黒川は一瞬だけきょろきょろと視線を走らせ、それからふわりと優しく微笑んだ。
「若葉ちゃん……狐娘、どうだった?」
その声は、いつもの凛とした上司の声とは違い、どこか親しげで、可愛らしい響きを持っていた。
その一言に、若葉の目がぱっと輝く。
「はいっ! 無事にもらえました! しかも、ベルおねーちゃんが新作のイラストまで添えてくれて……本当に感激でした!」
その言葉を聞いた黒川は、まるで少女のような表情で目を細めた。
「本当に〜? よかったぁ……若葉ちゃん、ありがとう!」
その嬉しそうな声色に、思わず若葉も笑みを返す。
――しかし。
その様子を横で見ていた千尋はというと、まるで現実を受け止めきれないようにポカンと口を開けたままだった。
目を何度も瞬かせ、見間違いじゃないかと黒川を見つめ直す。
「……う、うそ……⁈ あの黒川さんが……“狐娘”……って……?」
声にならないほどの衝撃を受けた千尋は、ついに持っていたノートブックをぽとりと落としてしまった。
その様子に、若葉はおかしくなって小さく吹き出す。
黒川はそんな千尋に気づくと、またふわりと微笑みながら一言。
「ふふっ。2人とも内緒よ?」
その瞬間、千尋はますます混乱し、顔を真っ赤にしながら何度もうなずいた。
「若葉ちゃん、ありがとう」
黒川若菜はにっこりと微笑んでから、ふと思い出したように言った。
「お礼に今日、ランチご馳走するね。
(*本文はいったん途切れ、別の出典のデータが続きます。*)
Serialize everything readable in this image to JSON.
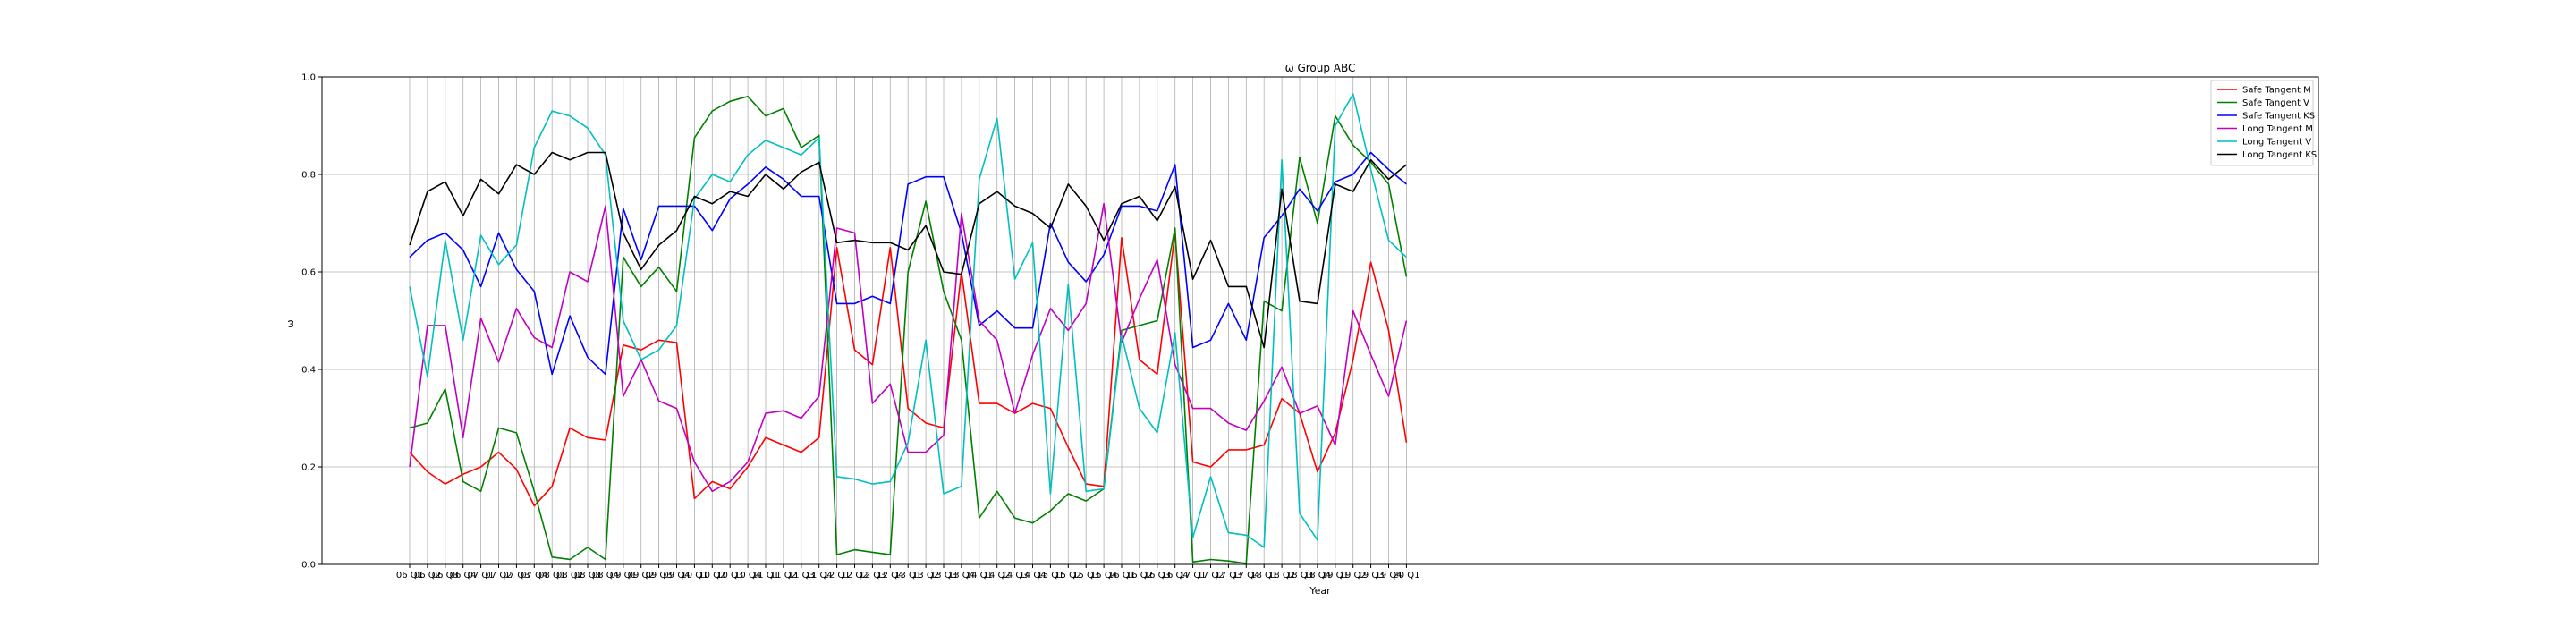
{
  "chart_data": {
    "type": "line",
    "title": "ω Group ABC",
    "xlabel": "Year",
    "ylabel": "ω",
    "ylim": [
      0,
      1
    ],
    "yticks": [
      "0.0",
      "0.2",
      "0.4",
      "0.6",
      "0.8",
      "1.0"
    ],
    "grid": true,
    "legend_position": "top-right",
    "categories": [
      "06 Q1",
      "06 Q2",
      "06 Q3",
      "06 Q4",
      "07 Q1",
      "07 Q2",
      "07 Q3",
      "07 Q4",
      "08 Q1",
      "08 Q2",
      "08 Q3",
      "08 Q4",
      "09 Q1",
      "09 Q2",
      "09 Q3",
      "09 Q4",
      "10 Q1",
      "10 Q2",
      "10 Q3",
      "10 Q4",
      "11 Q1",
      "11 Q2",
      "11 Q3",
      "11 Q4",
      "12 Q1",
      "12 Q2",
      "12 Q3",
      "12 Q4",
      "13 Q1",
      "13 Q2",
      "13 Q3",
      "13 Q4",
      "14 Q1",
      "14 Q2",
      "14 Q3",
      "14 Q4",
      "15 Q1",
      "15 Q2",
      "15 Q3",
      "15 Q4",
      "16 Q1",
      "16 Q2",
      "16 Q3",
      "16 Q4",
      "17 Q1",
      "17 Q2",
      "17 Q3",
      "17 Q4",
      "18 Q1",
      "18 Q2",
      "18 Q3",
      "18 Q4",
      "19 Q1",
      "19 Q2",
      "19 Q3",
      "19 Q4",
      "20 Q1"
    ],
    "series": [
      {
        "name": "Safe Tangent M",
        "color": "#ff0000",
        "values": [
          0.23,
          0.19,
          0.165,
          0.185,
          0.2,
          0.23,
          0.195,
          0.12,
          0.16,
          0.28,
          0.26,
          0.255,
          0.45,
          0.44,
          0.46,
          0.455,
          0.135,
          0.17,
          0.155,
          0.2,
          0.26,
          0.245,
          0.23,
          0.26,
          0.65,
          0.44,
          0.41,
          0.65,
          0.32,
          0.29,
          0.28,
          0.6,
          0.33,
          0.33,
          0.31,
          0.33,
          0.32,
          0.24,
          0.165,
          0.16,
          0.67,
          0.42,
          0.39,
          0.68,
          0.21,
          0.2,
          0.235,
          0.235,
          0.245,
          0.34,
          0.31,
          0.19,
          0.27,
          0.42,
          0.62,
          0.48,
          0.25
        ]
      },
      {
        "name": "Safe Tangent V",
        "color": "#008000",
        "values": [
          0.28,
          0.29,
          0.36,
          0.17,
          0.15,
          0.28,
          0.27,
          0.15,
          0.015,
          0.01,
          0.035,
          0.01,
          0.63,
          0.57,
          0.61,
          0.56,
          0.875,
          0.93,
          0.95,
          0.96,
          0.92,
          0.935,
          0.855,
          0.88,
          0.02,
          0.03,
          0.025,
          0.02,
          0.6,
          0.745,
          0.56,
          0.46,
          0.095,
          0.15,
          0.095,
          0.085,
          0.11,
          0.145,
          0.13,
          0.155,
          0.48,
          0.49,
          0.5,
          0.69,
          0.005,
          0.01,
          0.007,
          0.002,
          0.54,
          0.52,
          0.835,
          0.7,
          0.92,
          0.86,
          0.825,
          0.78,
          0.59
        ]
      },
      {
        "name": "Safe Tangent KS",
        "color": "#0000ff",
        "values": [
          0.63,
          0.665,
          0.68,
          0.645,
          0.57,
          0.68,
          0.605,
          0.56,
          0.39,
          0.51,
          0.425,
          0.39,
          0.73,
          0.625,
          0.735,
          0.735,
          0.735,
          0.685,
          0.75,
          0.78,
          0.815,
          0.79,
          0.755,
          0.755,
          0.535,
          0.535,
          0.55,
          0.535,
          0.78,
          0.795,
          0.795,
          0.68,
          0.49,
          0.52,
          0.485,
          0.485,
          0.7,
          0.62,
          0.58,
          0.635,
          0.735,
          0.735,
          0.725,
          0.82,
          0.445,
          0.46,
          0.535,
          0.46,
          0.67,
          0.715,
          0.77,
          0.725,
          0.785,
          0.8,
          0.845,
          0.81,
          0.78
        ]
      },
      {
        "name": "Long Tangent M",
        "color": "#c000c0",
        "values": [
          0.2,
          0.49,
          0.49,
          0.26,
          0.505,
          0.415,
          0.525,
          0.465,
          0.445,
          0.6,
          0.58,
          0.735,
          0.345,
          0.42,
          0.335,
          0.32,
          0.21,
          0.15,
          0.17,
          0.21,
          0.31,
          0.315,
          0.3,
          0.345,
          0.69,
          0.68,
          0.33,
          0.37,
          0.23,
          0.23,
          0.265,
          0.72,
          0.5,
          0.46,
          0.31,
          0.43,
          0.525,
          0.48,
          0.535,
          0.74,
          0.455,
          0.545,
          0.625,
          0.41,
          0.32,
          0.32,
          0.29,
          0.275,
          0.335,
          0.405,
          0.31,
          0.325,
          0.245,
          0.52,
          0.43,
          0.345,
          0.5
        ]
      },
      {
        "name": "Long Tangent V",
        "color": "#00bfbf",
        "values": [
          0.57,
          0.385,
          0.665,
          0.46,
          0.675,
          0.615,
          0.655,
          0.855,
          0.93,
          0.92,
          0.895,
          0.84,
          0.5,
          0.42,
          0.44,
          0.49,
          0.75,
          0.8,
          0.785,
          0.84,
          0.87,
          0.855,
          0.84,
          0.875,
          0.18,
          0.175,
          0.165,
          0.17,
          0.25,
          0.46,
          0.145,
          0.16,
          0.79,
          0.915,
          0.585,
          0.66,
          0.145,
          0.575,
          0.15,
          0.155,
          0.47,
          0.32,
          0.27,
          0.475,
          0.055,
          0.18,
          0.065,
          0.06,
          0.035,
          0.83,
          0.105,
          0.05,
          0.9,
          0.965,
          0.81,
          0.665,
          0.63
        ]
      },
      {
        "name": "Long Tangent KS",
        "color": "#000000",
        "values": [
          0.655,
          0.765,
          0.785,
          0.715,
          0.79,
          0.76,
          0.82,
          0.8,
          0.845,
          0.83,
          0.845,
          0.845,
          0.68,
          0.605,
          0.655,
          0.685,
          0.755,
          0.74,
          0.765,
          0.755,
          0.8,
          0.77,
          0.805,
          0.825,
          0.66,
          0.665,
          0.66,
          0.66,
          0.645,
          0.695,
          0.6,
          0.595,
          0.74,
          0.765,
          0.735,
          0.72,
          0.69,
          0.78,
          0.735,
          0.665,
          0.74,
          0.755,
          0.705,
          0.775,
          0.585,
          0.665,
          0.57,
          0.57,
          0.445,
          0.77,
          0.54,
          0.535,
          0.78,
          0.765,
          0.83,
          0.79,
          0.82
        ]
      }
    ]
  }
}
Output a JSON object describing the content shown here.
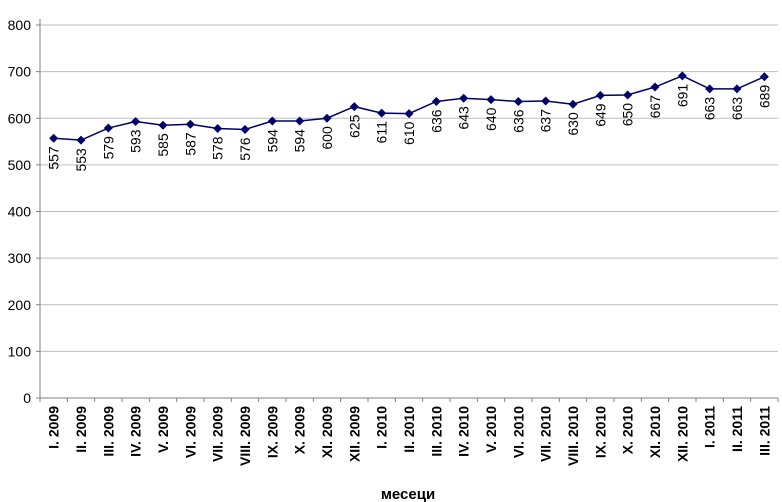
{
  "chart_data": {
    "type": "line",
    "title": "",
    "xlabel": "месеци",
    "ylabel": "",
    "ylim": [
      0,
      800
    ],
    "yticks": [
      0,
      100,
      200,
      300,
      400,
      500,
      600,
      700,
      800
    ],
    "ytick_labels": [
      "0",
      "100",
      "200",
      "300",
      "400",
      "500",
      "600",
      "700",
      "800"
    ],
    "grid": true,
    "legend": "none",
    "categories": [
      "I. 2009",
      "II. 2009",
      "III. 2009",
      "IV. 2009",
      "V. 2009",
      "VI. 2009",
      "VII. 2009",
      "VIII. 2009",
      "IX. 2009",
      "X. 2009",
      "XI. 2009",
      "XII. 2009",
      "I. 2010",
      "II. 2010",
      "III. 2010",
      "IV. 2010",
      "V. 2010",
      "VI. 2010",
      "VII. 2010",
      "VIII. 2010",
      "IX. 2010",
      "X. 2010",
      "XI. 2010",
      "XII. 2010",
      "I. 2011",
      "II. 2011",
      "III. 2011"
    ],
    "series": [
      {
        "values": [
          557,
          553,
          579,
          593,
          585,
          587,
          578,
          576,
          594,
          594,
          600,
          625,
          611,
          610,
          636,
          643,
          640,
          636,
          637,
          630,
          649,
          650,
          667,
          691,
          663,
          663,
          689
        ],
        "color": "#000066"
      }
    ]
  }
}
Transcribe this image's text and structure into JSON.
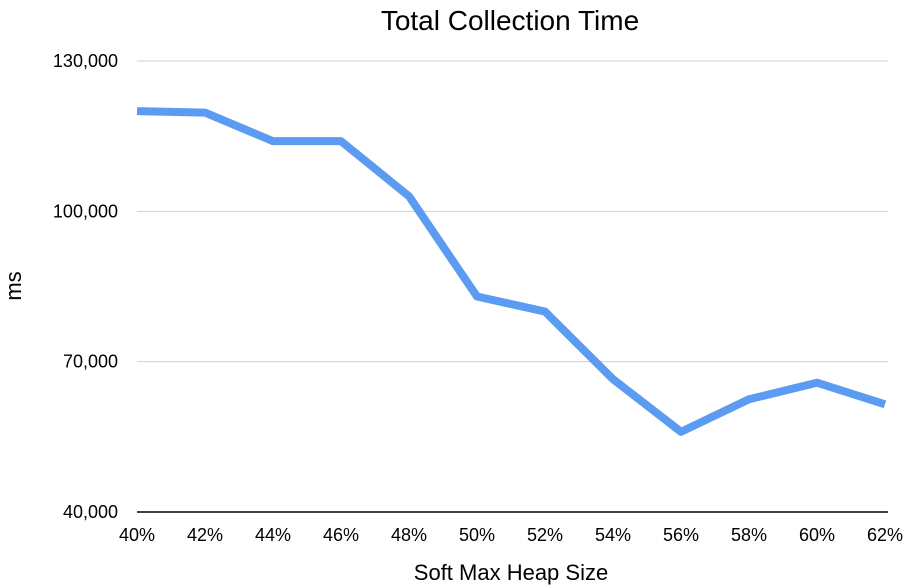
{
  "chart_data": {
    "type": "line",
    "title": "Total Collection Time",
    "xlabel": "Soft Max Heap Size",
    "ylabel": "ms",
    "categories": [
      "40%",
      "42%",
      "44%",
      "46%",
      "48%",
      "50%",
      "52%",
      "54%",
      "56%",
      "58%",
      "60%",
      "62%"
    ],
    "series": [
      {
        "name": "",
        "values": [
          120000,
          119700,
          114000,
          114000,
          103000,
          83000,
          80000,
          66500,
          56000,
          62500,
          65800,
          61500
        ]
      }
    ],
    "yticks": [
      40000,
      70000,
      100000,
      130000
    ],
    "ytick_labels": [
      "40,000",
      "70,000",
      "100,000",
      "130,000"
    ],
    "ylim": [
      40000,
      130000
    ],
    "grid": true,
    "legend": "none",
    "line_color": "#5b9cf2"
  }
}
……千尋ちゃんで、合ってる?」
いきなり名前を呼ばれた千尋は、びくりと肩を揺らした。
目をまんまるにして黒川を見つめ、口元を小刻みに震わせながら
「は、はいっ……!」
と、明らかにいつもの明るく軽やかな千尋とは違う、ぎこちない声を絞り出した。
その様子を見ていた若葉は、もう我慢できずに吹き出した。
「あはははっ!」と声を上げて笑いながら、黒川に説明する。
「黒川さん、千尋ちゃん、黒川さんの大ファンなんです。
だから今、めちゃくちゃ緊張してるだけなんです。
ほんとはもっと普通に話せる子なんですよ、変に思わないであげてくださいね」
若葉がそうフォローすると、黒川はふんわりと優しく笑った。
「大丈夫、大丈夫。わかってるよ。
……千尋ちゃんも、ランチ一緒に来られるかな?」
その言葉に、千尋は一瞬で背筋をピンと伸ばし、両手を前で揃えるようにして深くお辞儀をした。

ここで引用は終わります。